The overhead is present, as soon as you put two file systems over raw device: 1. xfs filesystem on raw disk 2. Gluster over xfs Are there any estimates, what amount of performance (in terms of latency and iops) will the overhead take? It might happen, that you implement the feature, but nobody uses it, because it's too slow?
Also, additional design question - how is this design with gluster different from setting up an NFS share? Only protocol name changes, all other stays the same. Then, why bothering with gluster?

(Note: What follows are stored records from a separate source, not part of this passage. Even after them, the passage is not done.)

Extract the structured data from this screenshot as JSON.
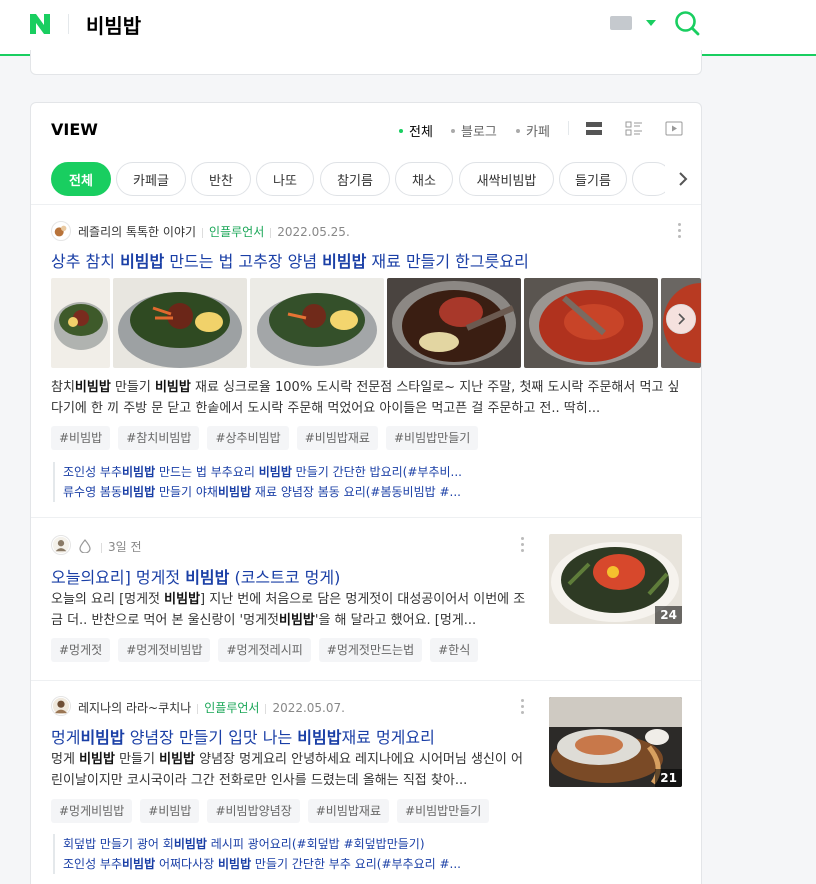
{
  "header": {
    "query": "비빔밥"
  },
  "view": {
    "title": "VIEW",
    "filters": [
      {
        "label": "전체",
        "active": true
      },
      {
        "label": "블로그",
        "active": false
      },
      {
        "label": "카페",
        "active": false
      }
    ],
    "chips": [
      "전체",
      "카페글",
      "반찬",
      "나또",
      "참기름",
      "채소",
      "새싹비빔밥",
      "들기름"
    ]
  },
  "items": [
    {
      "source": "레즐리의 톡톡한 이야기",
      "badge": "인플루언서",
      "date": "2022.05.25.",
      "title": "상추 참치 비빔밥 만드는 법 고추장 양념 비빔밥 재료 만들기 한그릇요리",
      "desc": "참치비빔밥 만들기 비빔밥 재료 싱크로율 100% 도시락 전문점 스타일로~ 지난 주말, 첫째 도시락 주문해서 먹고 싶다기에 한 끼 주방 문 닫고 한솥에서 도시락 주문해 먹었어요 아이들은 먹고픈 걸 주문하고 전.. 딱히...",
      "tags": [
        "#비빔밥",
        "#참치비빔밥",
        "#상추비빔밥",
        "#비빔밥재료",
        "#비빔밥만들기"
      ],
      "related": [
        "조인성 부추비빔밥 만드는 법 부추요리 비빔밥 만들기 간단한 밥요리(#부추비...",
        "류수영 봄동비빔밥 만들기 야채비빔밥 재료 양념장 봄동 요리(#봄동비빔밥 #..."
      ]
    },
    {
      "source": "",
      "date": "3일 전",
      "title": "오늘의요리] 멍게젓 비빔밥 (코스트코 멍게)",
      "desc": "오늘의 요리 [멍게젓 비빔밥] 지난 번에 처음으로 담은 멍게젓이 대성공이어서 이번에 조금 더.. 반찬으로 먹어 본 울신랑이 '멍게젓비빔밥'을 해 달라고 했어요. [멍게...",
      "tags": [
        "#멍게젓",
        "#멍게젓비빔밥",
        "#멍게젓레시피",
        "#멍게젓만드는법",
        "#한식"
      ],
      "count": "24"
    },
    {
      "source": "레지나의 라라~쿠치나",
      "badge": "인플루언서",
      "date": "2022.05.07.",
      "title": "멍게비빔밥 양념장 만들기 입맛 나는 비빔밥재료 멍게요리",
      "desc": "멍게 비빔밥 만들기 비빔밥 양념장 멍게요리 안녕하세요 레지나에요 시어머님 생신이 어린이날이지만 코시국이라 그간 전화로만 인사를 드렸는데 올해는 직접 찾아...",
      "tags": [
        "#멍게비빔밥",
        "#비빔밥",
        "#비빔밥양념장",
        "#비빔밥재료",
        "#비빔밥만들기"
      ],
      "count": "21",
      "related": [
        "회덮밥 만들기 광어 회비빔밥 레시피 광어요리(#회덮밥 #회덮밥만들기)",
        "조인성 부추비빔밥 어쩌다사장 비빔밥 만들기 간단한 부추 요리(#부추요리 #..."
      ]
    }
  ],
  "colors": {
    "accent": "#19ce60",
    "link": "#1a3fa6"
  }
}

(In reply to Sergei from comment #15) > Also, additional design question - how is this design with gluster different > from setting up an NFS share? Only protocol name changes, all other stays > the same. Then, why bothering with gluster? I have the same opinion as Sergei. I already use a "local" NFS storage to workaround a missing real local storage feature. It's not optimal but it gives relatively good performance. I don't see any point in using Gluster because my main goals here are the performance and it would add some more overhead and complexity. In my usage, (real) local storage is the only feature that is missing from oVirt.
(In reply to Yoann Laissus from comment #16) > (In reply to Sergei from comment #15) > > Also, additional design question - how is this design with gluster different > > from setting up an NFS share? Only protocol name changes, all other stays > > the same. Then, why bothering with gluster? > > I have the same opinion as Sergei. I already use a "local" NFS storage to > workaround a missing real local storage feature. It's not optimal but it > gives relatively good performance. > > I don't see any point in using Gluster because my main goals here are the > performance and it would add some more overhead and complexity. > > In my usage, (real) local storage is the only feature that is missing from > oVirt. Thanks for that feedback. I recommend you to create a separate RFE for the real 'local' storage feature. This bug will be used to track the efforts taken to use single brick gluster storage volume with Local DC.
Verified with glusterfs-3.8.4. 1. Manage multiple hosts in local DC 2. Created gluster storage domain backed with single brick ( on the local disk of one of the host ) gluster volume. 3. Created few VMs. All looks good.
Why did you write it is tech preview? It is fully supported.
(In reply to Yaniv Lavi from comment #19) > Why did you write it is tech preview? > It is fully supported. The original doc text said it was tech preview. I'll remove that sentence.